白い蝋に覆い尽くされ、恐怖に怯える表情を浮かべたままそれに飲み込まれ固まってしまった王宮の者達の哀れなる姿____。
何者かによって襲われてしまったのは、その表情からしてすぐに理解出来た。そして、誠にはそんなふざけたことをする人物が誰かなど__既に分かりきっていた。
(知花だ……こんなふざけたことをするのは……アイツしか……っ____くそ、アイツがこんなに残酷な奴だったなんて……)
と、誠が心の中で舌打ちするや否や――ミストが出現させた水球に異変が起きた。魔法を操るミストの意思にお構い無しに、勢いよく飛び散ってしまったのだ。
その途端に、その場に崩れ落ちるミスト____。
顔色が真っ青になり、普段から白い肌が余計に青白くなっていて、尚且つ――余程寒いのか、歯をカチカチといわせながら身を激しく震わせている。パッと見ると、恐怖に怯えているようにも見える。

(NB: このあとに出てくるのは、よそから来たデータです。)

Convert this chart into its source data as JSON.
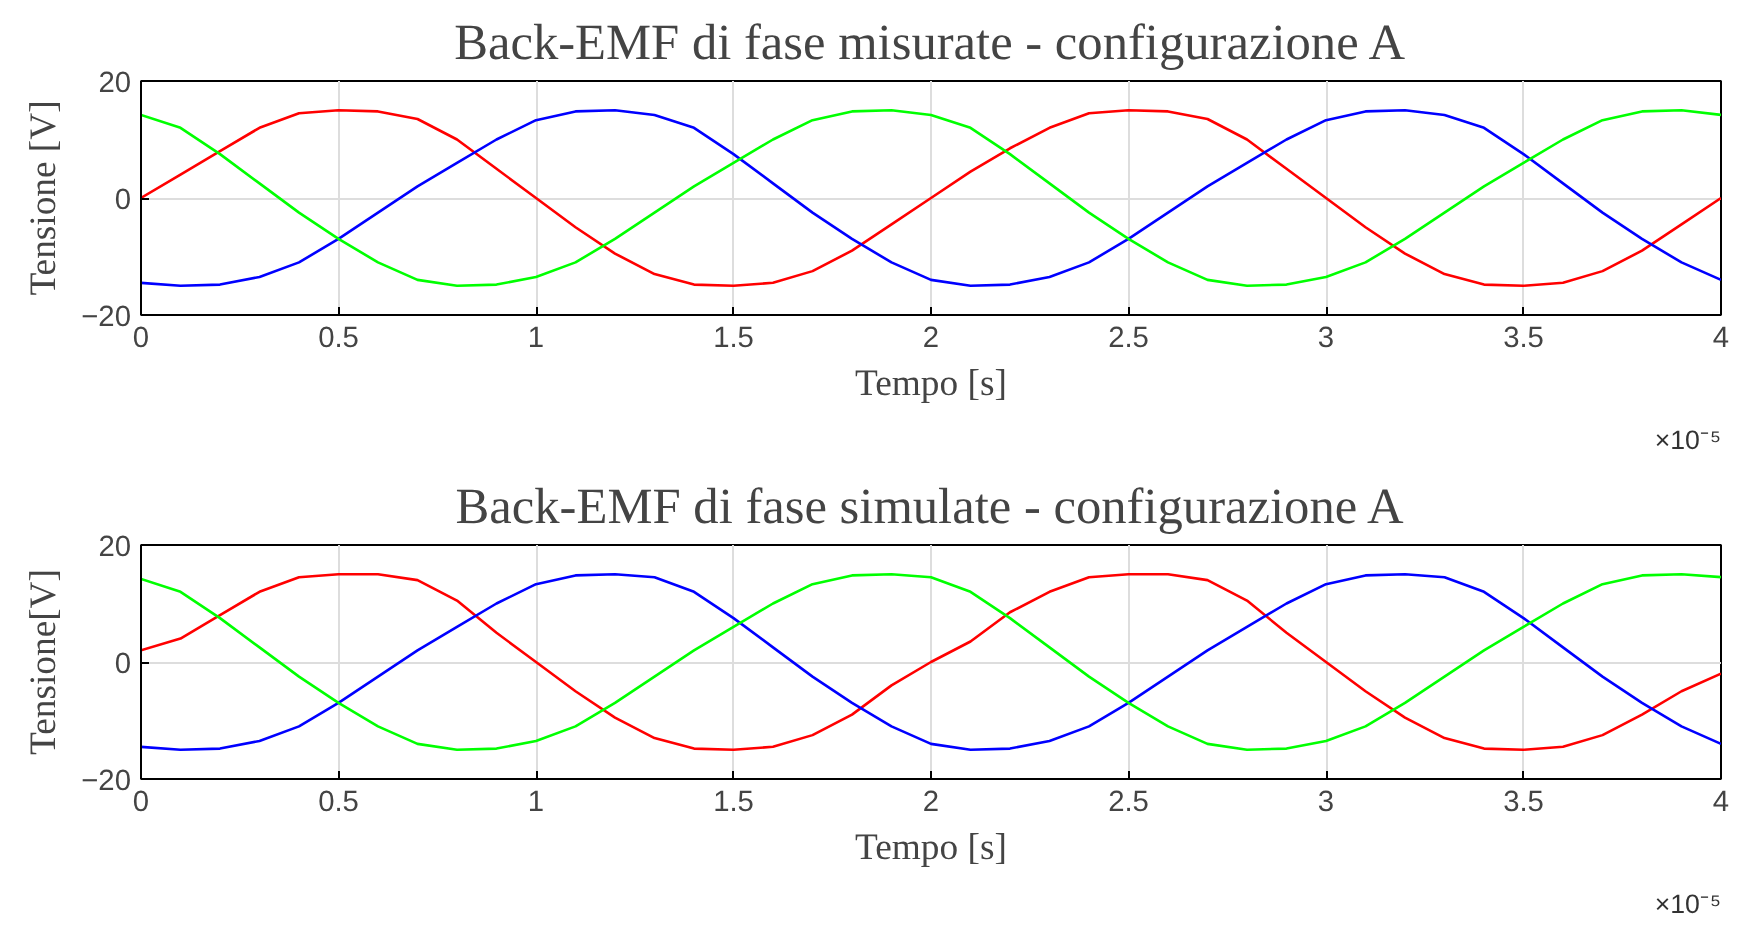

「ご、ごめん……っ____もう、無理……ミストにはユウタを探す手掛かりを見つけるのは……無理……っ……ごめん、ごめん……」
涙を流しつつ、恐怖に怯えるミストに強制するのは胸が痛む。しかし、そうとはいえ__誠には優太を探す手掛かりなど見当もつかない。
どうしたものか、と――辺りを見渡した誠の目にドクターCがおそらく普段から使っているであろうボロそうな《パソコンらしき物体》が飛び込んできたのだった。